TA on BHIC Target Price : RM5.70
Weak 4Q09 Earnings
4Q09 results were generally below our expectations. Revenue actually rose 13.4% QoQ to RM163.6mn, thanks to higher progress billing. Pretax profit on the other hand
declined 21.5% QoQ to RM22.0mn as a result of 23.6% contraction in operating profit. We understand that operating margin was affected by some cost overrun in relation to the chemical tanker contract as well as RM6mn in LAD booked in the quarter. In addition, contribution from Boustead Naval Shipyard S/B (BNS) also declined by 14.2% due to lower progress billing. However, YoY, net profit rose 24.2%, indicating the pace of work continued to increase.
Full Year Earnings Below Expectations
Consequently, FY09 earnings fell short of our expectations. Bulk of the discrepancy was attributable to higher cost incurred. Revenue though was in line with our estimate. All in, revenue increased 9.6% to RM543.9mn on the back of higher progress billing. Operating profit however declined 17.9% YoY due to the cost overrun and LAD payment mentioned above. Associate contribution declined by over 50% YoY to RM22.1mn. The comparison was distorted by a reversal of notional tax charge amounting to RM21.2mn in FY08. Excluding the one-off item, associate contribution would have declined by only 7.1% YoY due to lower progress billing. As a consolation though, the group declared 6 sen single-tier dividends (5.5 sen in FY09), translating
into 1.3% yield at the current price.
Submarine Issue Being Resolved
We understand that the technical defect that caused KD Tunku Abdul Rahman unable to dive is close to being resolved currently. At this juncture, we do not expect any
material impact on BNS arising from this issue. As for the life extension contracts for the two military corvettes, we understand that the contract details are being
finalized and expected to start contributing to bottomline in 2H10.
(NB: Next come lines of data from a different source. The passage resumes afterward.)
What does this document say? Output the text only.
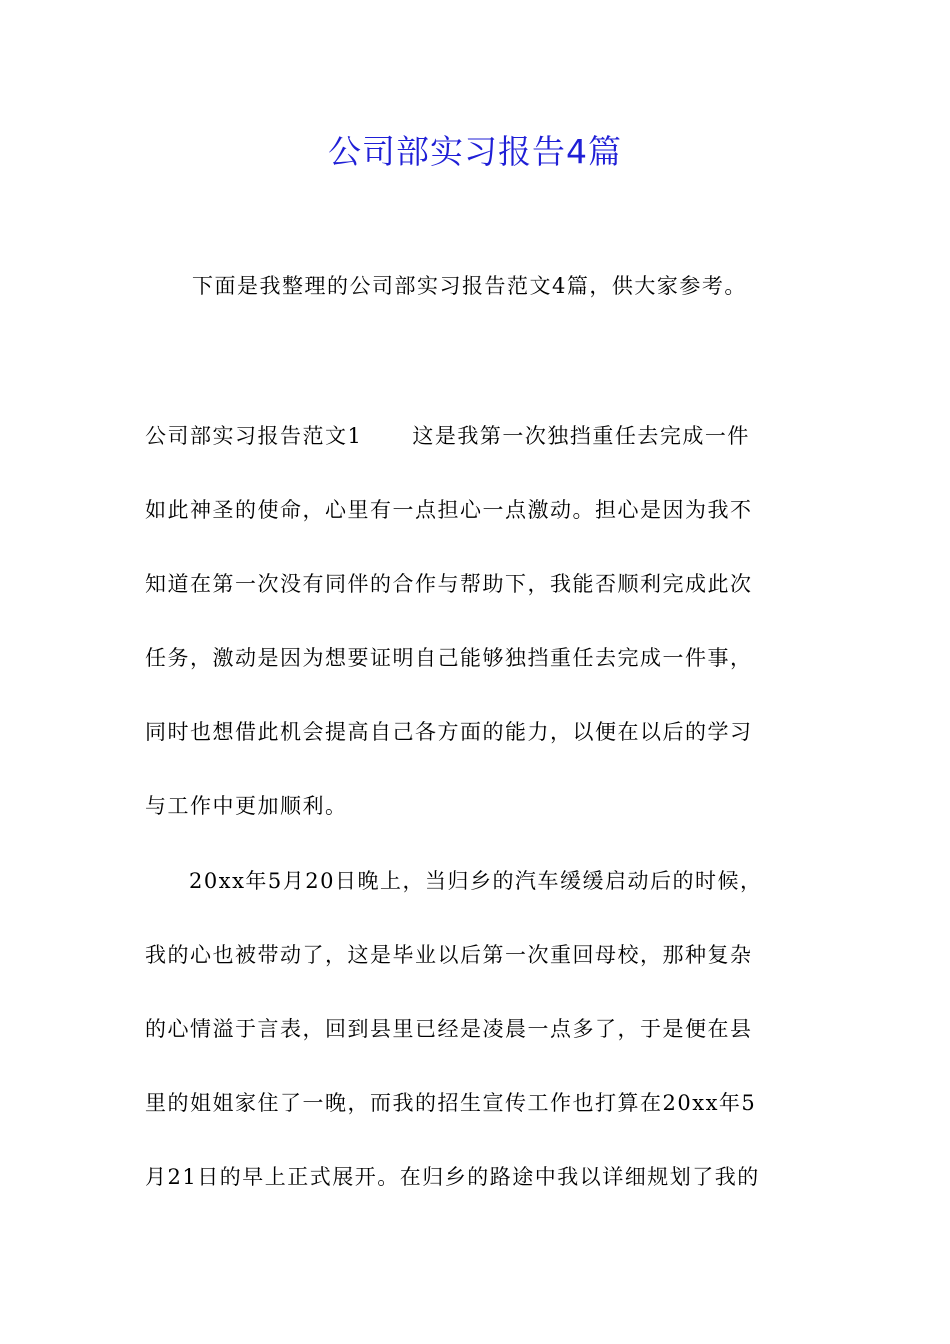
公司部实习报告4篇
下面是我整理的公司部实习报告范文4篇，供大家参考。
公司部实习报告范文1 这是我第一次独挡重任去完成一件
如此神圣的使命，心里有一点担心一点激动。担心是因为我不
知道在第一次没有同伴的合作与帮助下，我能否顺利完成此次
任务，激动是因为想要证明自己能够独挡重任去完成一件事，
同时也想借此机会提高自己各方面的能力，以便在以后的学习
与工作中更加顺利。
20xx年5月20日晚上，当归乡的汽车缓缓启动后的时候，
我的心也被带动了，这是毕业以后第一次重回母校，那种复杂
的心情溢于言表，回到县里已经是凌晨一点多了，于是便在县
里的姐姐家住了一晚，而我的招生宣传工作也打算在20xx年5
月21日的早上正式展开。在归乡的路途中我以详细规划了我的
Order Book Replenishment High On Agenda
Current order book amounted to c. RM850mn and management continues to be upbeat on securing new contracts in FY10 although they are tightlipped on thedetails. Out of the RM850mn, RM600mn is for construction of OPVs (under its 20.77% associate, BNS).
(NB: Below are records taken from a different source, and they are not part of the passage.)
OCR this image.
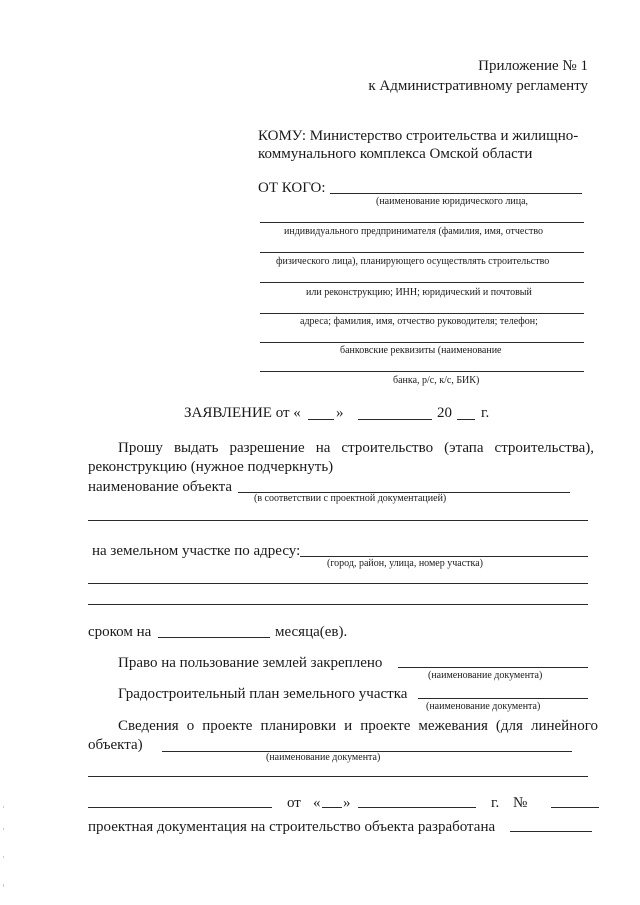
Приложение № 1
к Административному регламенту
КОМУ: Министерство строительства и жилищно-
коммунального комплекса Омской области
ОТ КОГО:
(наименование юридического лица,
индивидуального предпринимателя (фамилия, имя, отчество
физического лица), планирующего осуществлять строительство
или реконструкцию; ИНН; юридический и почтовый
адреса; фамилия, имя, отчество руководителя; телефон;
банковские реквизиты (наименование
банка, р/с, к/с, БИК)
ЗАЯВЛЕНИЕ от « »	20 г.
Прошу выдать разрешение на строительство (этапа строительства),
реконструкцию (нужное подчеркнуть)
наименование объекта
(в соответствии с проектной документацией)
на земельном участке по адресу:
(город, район, улица, номер участка)
сроком на	месяца(ев).
Право на пользование землей закреплено
(наименование документа)
Градостроительный план земельного участка
(наименование документа)
Сведения о проекте планировки и проекте межевания (для линейного
объекта)
(наименование документа)
от « »	г. №
проектная документация на строительство объекта разработана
According to management, the fifth OPV is already close to being delivered to the navy and the work on the sixth OPV is expected to complete by mid-2010.
RecommendationEarnings Forecast Revised Lower
We have made several changes to assumptions, 1) FY10 revenue estimate revised lower by 13.4% after imputing a more conservative outlook in the potential new order book.
We now assume RM500mn worth of new contracts in FY10, 2) updated balance order book for the Ops contract, and 3) margin assumption adjusted higher as we do not expect
further significant cost overrun or LAD payment in FY10. The net impact is a 12.9% downgrade in FY10 net profit estimate to RM118.6mn.
Lower TP But BHIC Remains A Buy
Target price revised lower to RM5.70 but BHIC remains a Buy as the 24% upside potential to the share price. The target price is based on 12x target PER, a slight premium compared with long term average PER of 11x. We think the modest premium is justified given the relatively conservative earnings assumptions and high likelihood of BNS securing fresh OPVs contract by the end of the year.